Saturday, April 20

«Estoy muy agradecida; mi familia sigue atrapada»


Lolita Trotsai y Lana Shevchuk se acarician las manos sobre el regazo mientras posan delante de la cámara. Las dos tienen la piel clara y el gesto dulce, pero entre las sonrisas de cortesía se escapa el desasosiego. Sus familiares siguen en Ucrania, donde sus casas quizá sucumban al avance de las tropas rusas, y ellas están en el municipio madrileño de Boadilla del Monte, siendo fotografiadas en un hermoso salón a dos alturas, respondiendo a mil preguntas en un idioma incomprensible, asintiendo cuando su anfitriona les dice que ha preparado judías blancas para comer. Aún así, cuentan su historia.

Lolita, de 53 años, casi rompe a llorar antes de que arranque la entrevista. Lana (por Svetlana), de

 49 años, toma la palabra para recordar el viaje de huida de Vinnytsia, su ciudad natal de 370.000 habitantes situada a unos 260 kilómetros al suroeste de Kiev. «Cuando empezó la guerra invité a mis padres a mi casa, luego vino mi hijo y fuimos todos a la frontera con Hungría», empieza. La conversación discurre a trompicones, con las frases que intercambia el traductor del móvil en alfabeto latino y cirílico. Las dos consiguieron llegar a Budapest y comprar billetes de avión con destino a España, «pero el resto se quedaron atrapados» en Ucrania.
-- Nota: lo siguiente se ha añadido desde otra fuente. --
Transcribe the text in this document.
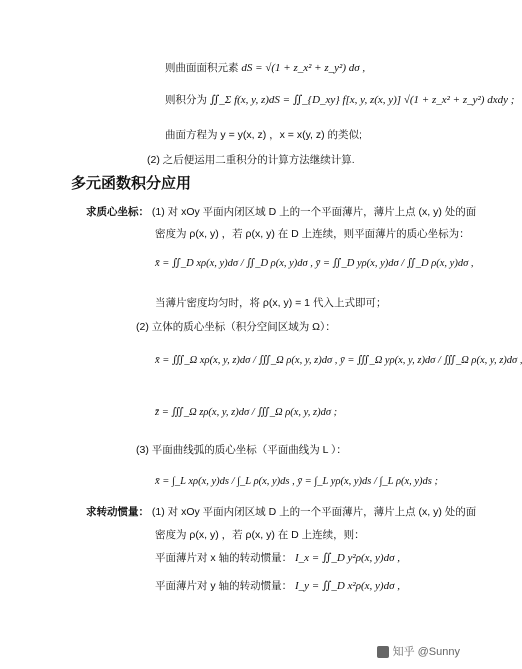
则曲面面积元素 dS = √(1 + z_x² + z_y²) dσ ,
则积分为 ∬_Σ f(x, y, z)dS = ∬_{D_xy} f[x, y, z(x, y)] √(1 + z_x² + z_y²) dxdy ;
曲面方程为 y = y(x, z) ，x = x(y, z) 的类似;
(2) 之后便运用二重积分的计算方法继续计算.
多元函数积分应用
求质心坐标： (1) 对 xOy 平面内闭区域 D 上的一个平面薄片，薄片上点 (x, y) 处的面
密度为 ρ(x, y) ，若 ρ(x, y) 在 D 上连续，则平面薄片的质心坐标为：
x̄ = ∬_D xρ(x, y)dσ / ∬_D ρ(x, y)dσ , ȳ = ∬_D yρ(x, y)dσ / ∬_D ρ(x, y)dσ ,
当薄片密度均匀时，将 ρ(x, y) = 1 代入上式即可；
(2) 立体的质心坐标（积分空间区域为 Ω）：
x̄ = ∭_Ω xρ(x, y, z)dσ / ∭_Ω ρ(x, y, z)dσ , ȳ = ∭_Ω yρ(x, y, z)dσ / ∭_Ω ρ(x, y, z)dσ ,
z̄ = ∭_Ω zρ(x, y, z)dσ / ∭_Ω ρ(x, y, z)dσ ;
(3) 平面曲线弧的质心坐标（平面曲线为 L ）：
x̄ = ∫_L xρ(x, y)ds / ∫_L ρ(x, y)ds , ȳ = ∫_L yρ(x, y)ds / ∫_L ρ(x, y)ds ;
求转动惯量： (1) 对 xOy 平面内闭区域 D 上的一个平面薄片，薄片上点 (x, y) 处的面
密度为 ρ(x, y) ，若 ρ(x, y) 在 D 上连续，则：
平面薄片对 x 轴的转动惯量： I_x = ∬_D y²ρ(x, y)dσ ,
平面薄片对 y 轴的转动惯量： I_y = ∬_D x²ρ(x, y)dσ ,
知乎 @Sunny
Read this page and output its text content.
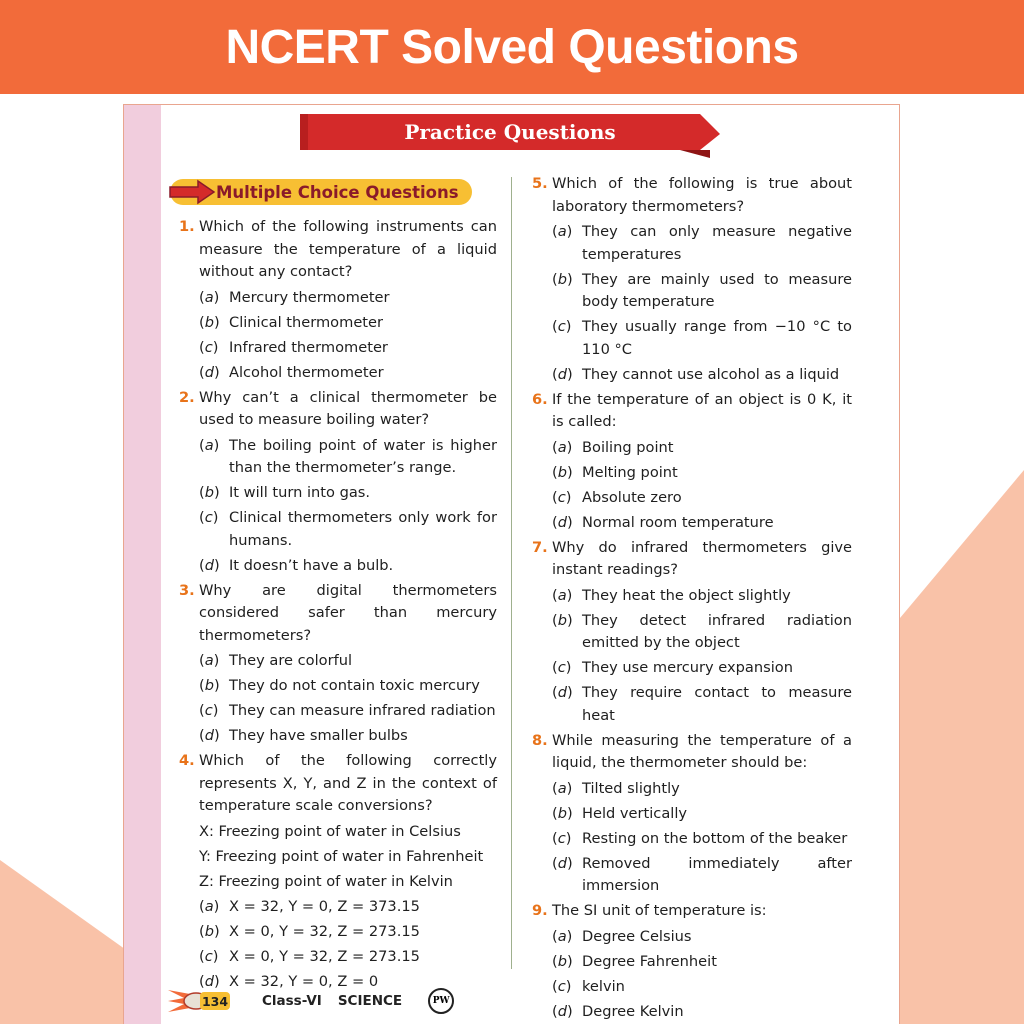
NCERT Solved Questions
Practice Questions
Multiple Choice Questions
1. Which of the following instruments can measure the temperature of a liquid without any contact?
( a )	Mercury thermometer
( b )	Clinical thermometer
( c )	Infrared thermometer
( d )	Alcohol thermometer
2. Why can’t a clinical thermometer be used to measure boiling water?
( a )	The boiling point of water is higher than the thermometer’s range.
( b )	It will turn into gas.
( c )	Clinical thermometers only work for humans.
( d )	It doesn’t have a bulb.
3. Why are digital thermometers considered safer than mercury thermometers?
( a )	They are colorful
( b )	They do not contain toxic mercury
( c )	They can measure infrared radiation
( d )	They have smaller bulbs
4. Which of the following correctly represents X, Y, and Z in the context of temperature scale conversions?
X: Freezing point of water in Celsius
Y: Freezing point of water in Fahrenheit
Z: Freezing point of water in Kelvin
( a )	X = 32, Y = 0, Z = 373.15
( b )	X = 0, Y = 32, Z = 273.15
( c )	X = 0, Y = 32, Z = 273.15
( d )	X = 32, Y = 0, Z = 0
5. Which of the following is true about laboratory thermometers?
( a )	They can only measure negative temperatures
( b )	They are mainly used to measure body temperature
( c )	They usually range from −10 °C to 110 °C
( d )	They cannot use alcohol as a liquid
6. If the temperature of an object is 0 K, it is called:
( a )	Boiling point
( b )	Melting point
( c )	Absolute zero
( d )	Normal room temperature
7. Why do infrared thermometers give instant readings?
( a )	They heat the object slightly
( b )	They detect infrared radiation emitted by the object
( c )	They use mercury expansion
( d )	They require contact to measure heat
8. While measuring the temperature of a liquid, the thermometer should be:
( a )	Tilted slightly
( b )	Held vertically
( c )	Resting on the bottom of the beaker
( d )	Removed immediately after immersion
9. The SI unit of temperature is:
( a )	Degree Celsius
( b )	Degree Fahrenheit
( c )	kelvin
( d )	Degree Kelvin
134	Class-VI SCIENCE	PW
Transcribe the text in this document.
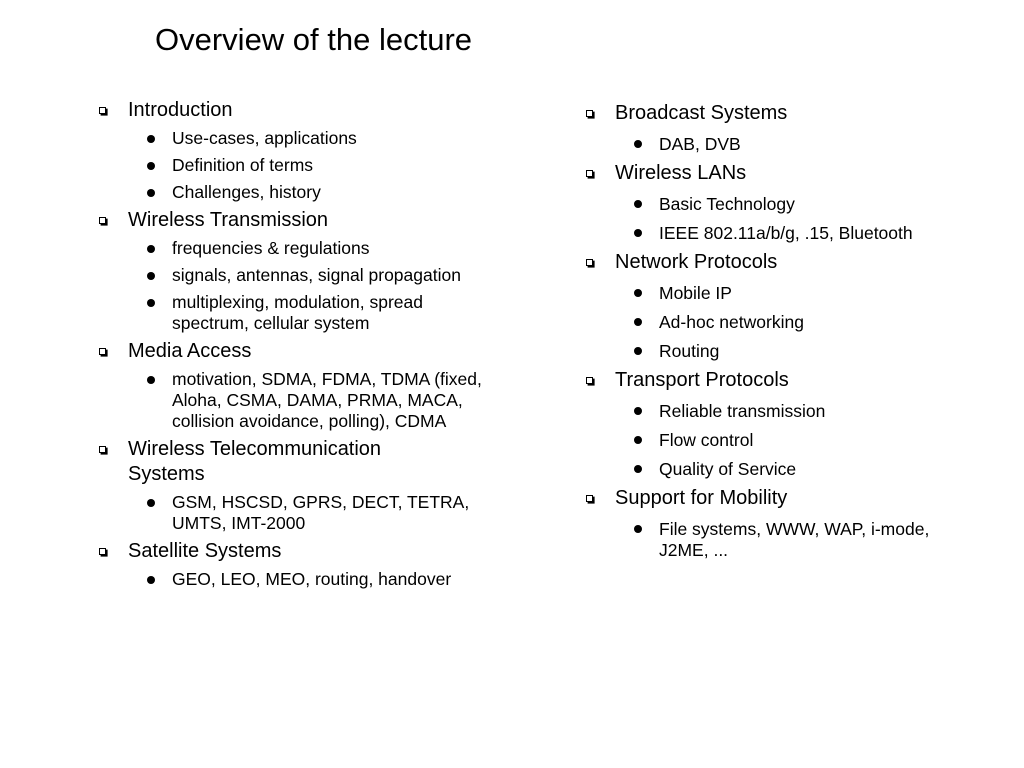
Overview of the lecture
Introduction
Use-cases, applications
Definition of terms
Challenges, history
Wireless Transmission
frequencies & regulations
signals, antennas, signal propagation
multiplexing, modulation, spread spectrum, cellular system
Media Access
motivation, SDMA, FDMA, TDMA (fixed, Aloha, CSMA, DAMA, PRMA, MACA, collision avoidance, polling), CDMA
Wireless Telecommunication Systems
GSM, HSCSD, GPRS, DECT, TETRA, UMTS, IMT-2000
Satellite Systems
GEO, LEO, MEO, routing, handover
Broadcast Systems
DAB, DVB
Wireless LANs
Basic Technology
IEEE 802.11a/b/g, .15, Bluetooth
Network Protocols
Mobile IP
Ad-hoc networking
Routing
Transport Protocols
Reliable transmission
Flow control
Quality of Service
Support for Mobility
File systems, WWW, WAP, i-mode, J2ME, ...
Aterrizaron en Madrid el pasado 4 de marzo. «El mismo día nos dieron la oportunidad de quedarnos con Blanca y Consuelo», agradecen.

Las dos mujeres ucranianas han unido a Blanca de Miguel, de 66 años, y Consuelo Alonso, de 67, dueñas de sendos chalés en las urbanizaciones de Montepríncipe y Las Lomas de Boadilla del Monte. Ambas charlaban este viernes lluvioso en el salón profusamente decorado e impoluto de Blanca, adornado con trofeos de caza y pequeñas esculturas de toros, perros y jabalíes.

—Lana se levanta por las mañanas y se va a correr— comparte Consuelo.

—Sí, Lolita hace lo mismo, es lo mejor que se puede hacer— corrobora Blanca.

Lana y Lolita, amigas desde hace 20 años, eran profesoras de educación primaria en Vinnytsia y las dos están divorciadas. «Tengo dos hijas, mi hija mayor tiene 30 años y se ha quedado en Ucrania con su marido, mi hija menor está aquí en España y tiene 27 años», le dice Lolita al teléfono, que traduce sus palabras al español. «Estoy más preocupada por mi hijo, por nuestros hombres, en general; en Ucrania se tienen que quedar los hombres de entre 18 y 65 años», lamenta Lana. Contactan a diario con sus seres queridos, por ahora sanos y salvos, aunque les ahorran los detalles de su situación: «Ellos saben que nosotras estamos bien, pero no les contamos lo nuestro porque sería más difícil para ellos».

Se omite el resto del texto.